Letter by Prof Medwin Hughes, 5 September 2012
In his letter to Leighton Andrews, the Education Minister, dated 5 September 2012, Prof. Medwin Hughes, Vice-chancellor and Chief Executive of the University of Wales, stated that the University Council had reviewed the Charter and Statutes and had agreed “to substantial changes and it should be noted that most of the current statutes have been deleted.” The letter went on:
“The Charter has been presented to the Privy Council. Initial comments from your advisors have been received and I am in the process of instructing the University lawyers to add additional clauses within the proposed Supplemental Revised Charter which will note specific dates with regard to exit/closure. This will be then presented to the Council (the University Council) and the Privy Council for consideration with the view, hopefully, of receiving Royal Assent before the end of the year.”

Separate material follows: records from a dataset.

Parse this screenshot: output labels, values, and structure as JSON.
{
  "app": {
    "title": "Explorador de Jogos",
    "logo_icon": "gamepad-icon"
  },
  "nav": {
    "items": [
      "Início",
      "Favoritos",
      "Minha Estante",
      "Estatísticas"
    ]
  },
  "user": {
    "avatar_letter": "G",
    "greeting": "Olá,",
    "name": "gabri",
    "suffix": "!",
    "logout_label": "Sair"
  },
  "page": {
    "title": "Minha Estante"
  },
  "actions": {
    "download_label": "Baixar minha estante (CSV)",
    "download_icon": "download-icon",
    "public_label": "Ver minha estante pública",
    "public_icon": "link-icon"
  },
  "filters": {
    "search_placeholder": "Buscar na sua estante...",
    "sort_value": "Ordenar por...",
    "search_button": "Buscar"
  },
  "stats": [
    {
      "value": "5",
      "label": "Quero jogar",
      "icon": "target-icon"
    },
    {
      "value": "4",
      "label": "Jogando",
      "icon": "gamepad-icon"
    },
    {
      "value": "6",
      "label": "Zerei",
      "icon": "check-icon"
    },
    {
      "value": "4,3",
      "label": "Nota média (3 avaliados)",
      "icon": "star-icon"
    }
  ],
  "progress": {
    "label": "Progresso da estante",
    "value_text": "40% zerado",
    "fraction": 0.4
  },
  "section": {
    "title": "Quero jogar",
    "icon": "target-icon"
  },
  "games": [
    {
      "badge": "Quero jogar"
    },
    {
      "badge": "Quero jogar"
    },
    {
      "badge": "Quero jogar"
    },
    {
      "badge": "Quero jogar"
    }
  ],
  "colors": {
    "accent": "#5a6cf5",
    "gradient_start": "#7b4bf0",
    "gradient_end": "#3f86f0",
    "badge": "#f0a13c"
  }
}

“The revisions of the Charter signify the start of irreversible constitutional change which will, in due course, lead to the full merger of the University of Wales into the University of Wales: Trinity Saint David. At that particular point, the current Charter of the University of Wales will no longer be required.”
The proposed changes to the Charter and Statutes are therefore critical and in my letter of 10 December 2012 to the Privy Council I made it clear that these proposals had been made without any consultation with the Graduates. The action had not been taken in accordance to the requirements of the Statutes and was therefore invalid. I declared that I was strongly opposed to the changes.
Privy Council reply, 18 December 2012
The reply contained the following:
“I am able to confirm that in June 2012 the University, through it legal agent, submitted to this office draft proposals to amend the Charter and Statutes. In July, I referred the proposals to the Privy Council’s Advisors on HE policy in Wales for their informal comments only. To date I have not received a response to my request, although I understand that the University has since met with policy officers to discuss the proposals further.”
It’s clear that Prof Hughes’ hope that the changes would receive Royal Assent by the end of 2012 was wildly optimistic. It now appears that that the advice that will be given by the “Advisors on HE policy in Wales” will be critical but, at the end of the day the decision will be taken by the Privy Council.
The proposed changes to the Charter and Statues had been submitted to the Privy Council by the University’s legal advisors. In making any changes to the Statutes, I find it very strange that any competent legal advisors did not bring to the University management’s attention the requirement in the Statutes for consultation. Perhaps they did draw attention of the University’s management to the obligation to consult and that the University management deliberately chose to ignore this advice. Whichever is the case, there is a serious issue of competence here.
The next step was to send my correspondence with the Privy Council together with the evidence which proved that the University of Wales had totally ignored the requirements of its Statues to Mr Leighton Andrews, the Education Minister in the Welsh Government.